The Genomics Paradox: Proven Technology, Limited Access
Author: Peechu Sachdeva, Market Strategy Lead, Axia Medicine
Published by Axia Medicine | November 2025
This article is part of a series.
For much of its history, genomics was viewed as a resource for research rather than clinical practice. That distinction no longer holds. Advances in sequencing technology, the rise of multimodal data and the mainstream adoption of AI are propelling genomics into healthcare, where its impact is measured not in publications, but in improved lives. In 2025, the discussion has finally moved from "read length” to life expectancy.
Genomics Moved Into the Clinic
Today whole-genome sequencing is now used in neonatal care to deliver rapid diagnoses for rare diseases, sparing families years of uncertainty and enabling timely treatment. In oncology, biomarker-driven approaches are reshaping how trials are designed and how therapies are matched to patients, improving both efficiency and outcomes. At the population level, programs such as All of Us are linking genomics with environmental and clinical data to model chronic disease trajectories.
What once required years of international efforts and billions of dollars can now be accomplished in a few hours for hundreds of dollars in a small laboratory. “Genomic medicine” is no longer a buzzword or a distant prospect; it is here, in the clinic, today.
Innovation Outpaces Integration
DNA sequencing has kept evolving across time, space and money. While Illumina ’s acquisition of Edico and software specialists like Sentieon unlocked ultra-fast variant analysis, a third-generation entrant like Oxford Nanopore Technologies has pioneered portable sequencing technologies. A decade ago, the $1,000 genome was utopian; Ultima Genomics now makes a credible case for the “$100 genome”. Organizations like PacBio , Element Biosciences and BGI/ Complete Genomics keep competing in a global DNA sequencing ecosystem which is still largely shaped by one dominant incumbent.
Still, especially thanks to Illumina’s Novaseq technology, we enjoy unprecedented capacity in producing “omics” data.
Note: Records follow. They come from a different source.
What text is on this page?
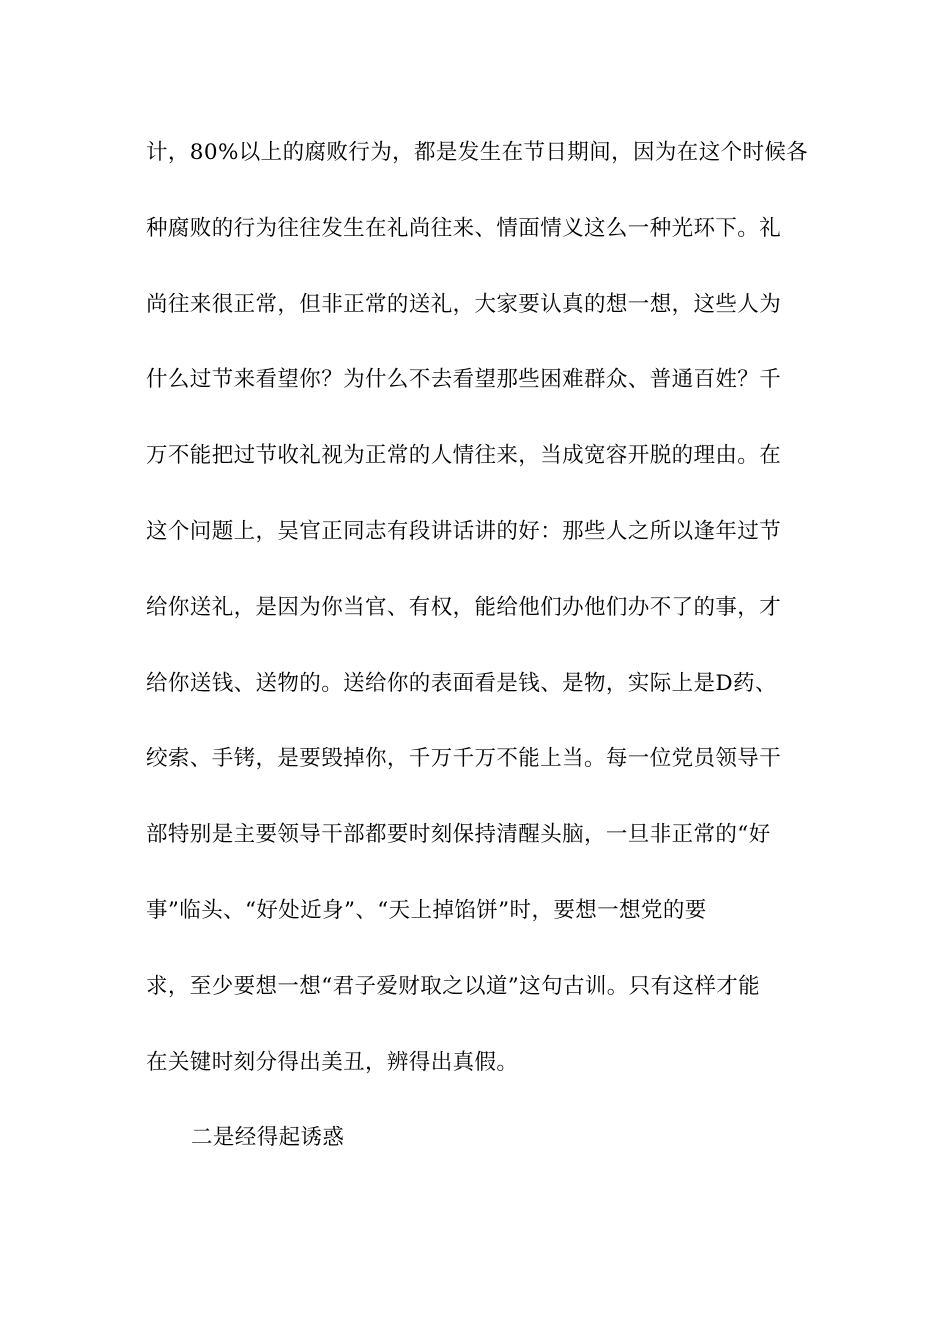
计，80%以上的腐败行为，都是发生在节日期间，因为在这个时候各
种腐败的行为往往发生在礼尚往来、情面情义这么一种光环下。礼
尚往来很正常，但非正常的送礼，大家要认真的想一想，这些人为
什么过节来看望你？为什么不去看望那些困难群众、普通百姓？千
万不能把过节收礼视为正常的人情往来，当成宽容开脱的理由。在
这个问题上，吴官正同志有段讲话讲的好：那些人之所以逢年过节
给你送礼，是因为你当官、有权，能给他们办他们办不了的事，才
给你送钱、送物的。送给你的表面看是钱、是物，实际上是D药、
绞索、手铐，是要毁掉你，千万千万不能上当。每一位党员领导干
部特别是主要领导干部都要时刻保持清醒头脑，一旦非正常的“好
事”临头、“好处近身”、“天上掉馅饼”时，要想一想党的要
求，至少要想一想“君子爱财取之以道”这句古训。只有这样才能
在关键时刻分得出美丑，辨得出真假。
二是经得起诱惑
The availability of hundreds of petabytes of Omics data is remarkable, yet mostly limited to biomedical research. The greater opportunity for the industry has always been in real world applications; as we see in Precision Public Health, for a consumer, nothing gets more real than our own health.
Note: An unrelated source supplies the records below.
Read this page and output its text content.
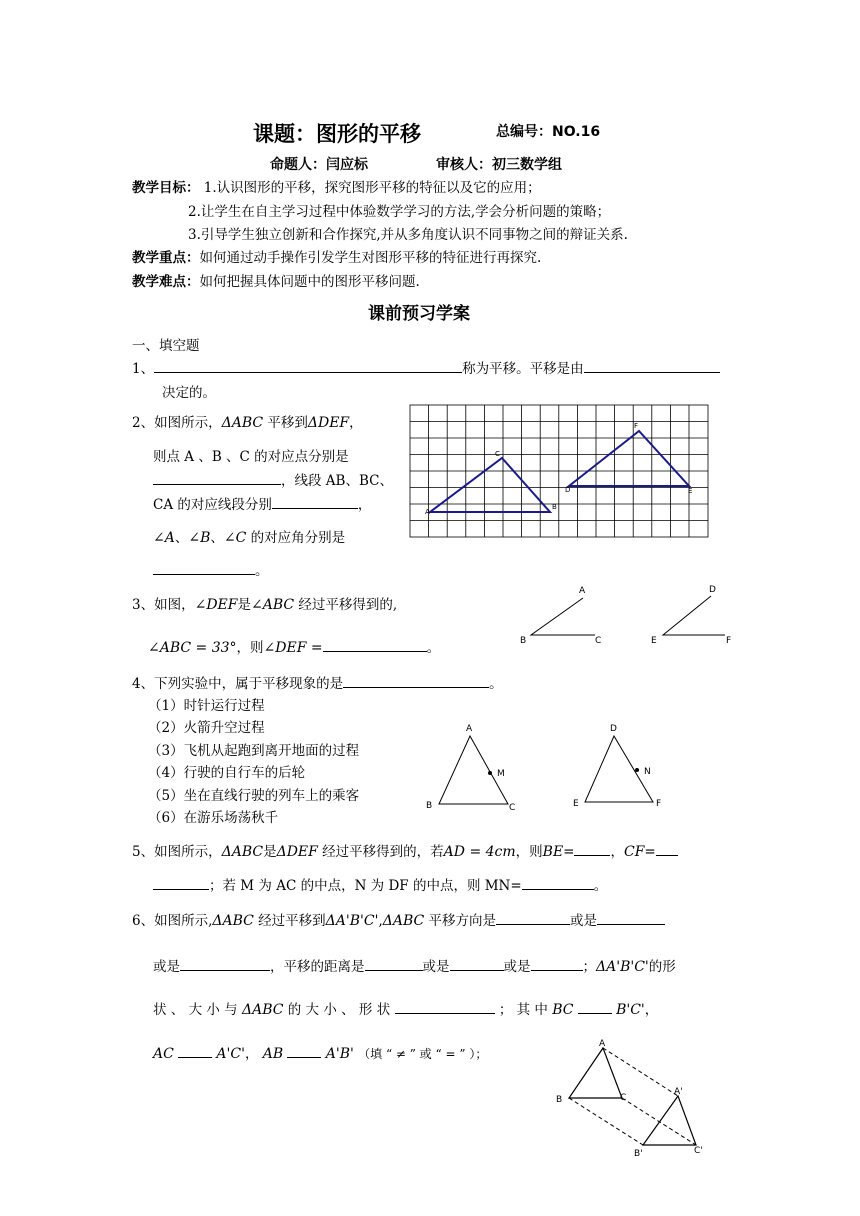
课题：图形的平移	总编号：NO.16
命题人：闫应标	审核人：初三数学组
教学目标： 1.认识图形的平移，探究图形平移的特征以及它的应用；
2.让学生在自主学习过程中体验数学学习的方法,学会分析问题的策略；
3.引导学生独立创新和合作探究,并从多角度认识不同事物之间的辩证关系.
教学重点：如何通过动手操作引发学生对图形平移的特征进行再探究.
教学难点：如何把握具体问题中的图形平移问题.
课前预习学案
一、填空题
1、	称为平移。平移是由
决定的。
2、如图所示，ΔABC 平移到ΔDEF，
则点 A 、B 、C 的对应点分别是
，线段 AB、BC、
CA 的对应线段分别	，
∠A、∠B、∠C 的对应角分别是
。
A
B
C
D	E
F
3、如图，∠DEF是∠ABC 经过平移得到的,
∠ABC = 33°，则∠DEF =	。
A
B	C
D
E	F
4、下列实验中，属于平移现象的是	。
（1）时针运行过程
（2）火箭升空过程
（3）飞机从起跑到离开地面的过程
（4）行驶的自行车的后轮
（5）坐在直线行驶的列车上的乘客
（6）在游乐场荡秋千
A
B	C
M
D
E	F
N
5、如图所示，ΔABC是ΔDEF 经过平移得到的，若AD = 4cm，则BE=	，CF=
；若 M 为 AC 的中点，N 为 DF 的中点，则 MN=	。
6、如图所示,ΔABC 经过平移到ΔA'B'C',ΔABC 平移方向是	或是
或是	，平移的距离是	或是	或是	；ΔA'B'C'的形
状 、 大 小 与 ΔABC 的 大 小 、 形 状	； 其 中 BC	B'C'，
AC	A'C'， AB	A'B' （填 “ ≠ ” 或 “ = ” ）；
A
B	C
A'
B'	C'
Turning Discovery Into Value
Embedding genomics into everyday clinical workflows: for industry and patients alike, the case is compelling. For pharmaceutical companies, the economics are pressing: the average cost of bringing a therapy to market exceeds $2.6 billion, yet nine out of ten trials fail. Genomics has been rapidly updating this equation, enabling more precise patient stratification and trial designs that improve efficiency and probability of success.
Examples such as Vertex Pharmaceuticals’s cystic fibrosis therapies, which generated nearly $9 billion in 2023 and are projected for further growth, show the scale of opportunity when genomic insights guide development.
For patients, the benefits are tangible: earlier and more accurate diagnoses, fewer trial-and-error prescriptions, and predictive models such as polygenic risk scores, which are increasingly being explored to identify individuals at higher disease risk. The case is no longer theoretical; it is unfolding daily.
The Revolution will not be Normalized
When we think about Precision Medicine’s “4Ps” - Predictive, Preventive, Participatory and Personalised, it’s clear that just generating vast amounts of data is not going to move the needle for the general public.
When we look at the big picture, genomic medicine is still removed from most patients. As the next article, The Multimodal Shift examines, abundant data does not guarantee meaningful access. Without a patient’s broader environmental context, behavioural data and clinical history, even the most complete genome is rendered ‘sterile is a void’.
National scale initiatives for health data research, like UK Biobank, Finngen and All of Us show what is possible at population scale. However, these initiatives effectively pilot for broader adoption of Genomic Medicine; and 10 years after Genomics England’s creation, virtually all advanced economies are still far from enabling full access to genomic innovation.
Even with a $10 genome, Genomic Medicine comes with costs and challenges in terms of infrastructure, data governance, talent and legacy technology stacks. The later article Precision Public Health expands on this systemic failure, showing how fragmentation across health records, registries and databases leads to preventable errors, missed diagnoses, and stalled research.
To make the “genomic revolution” equitable, a different approach is needed: a shift in the ecosystem that can truly place the patient needs in the center, ensuring #omics data is at the service of each patient, to finally deliver that promise of “preventing illness before it happens”.
Tomorrow’s Medicine, Built Today
The genomic revolution is no longer about amassing data; it is about translating data into decisions that change lives. Patients, industry, and health systems all stand to gain. But as we see later in the series, if we want to truly bridge the gap from small-scale biomedical research and national benefit, a new approach is needed; the infrastructure Precision Medicine has been waiting for, built around the needs of individuals, not institutions.
At Axia, we believe a patient-centric data ecosystem is the defining and inevitable shift in healthcare. Beyond data aggregators, beyond silos; for the Genomic Medicine industry to benefit all patients, each patient must first become visible to the entire industry.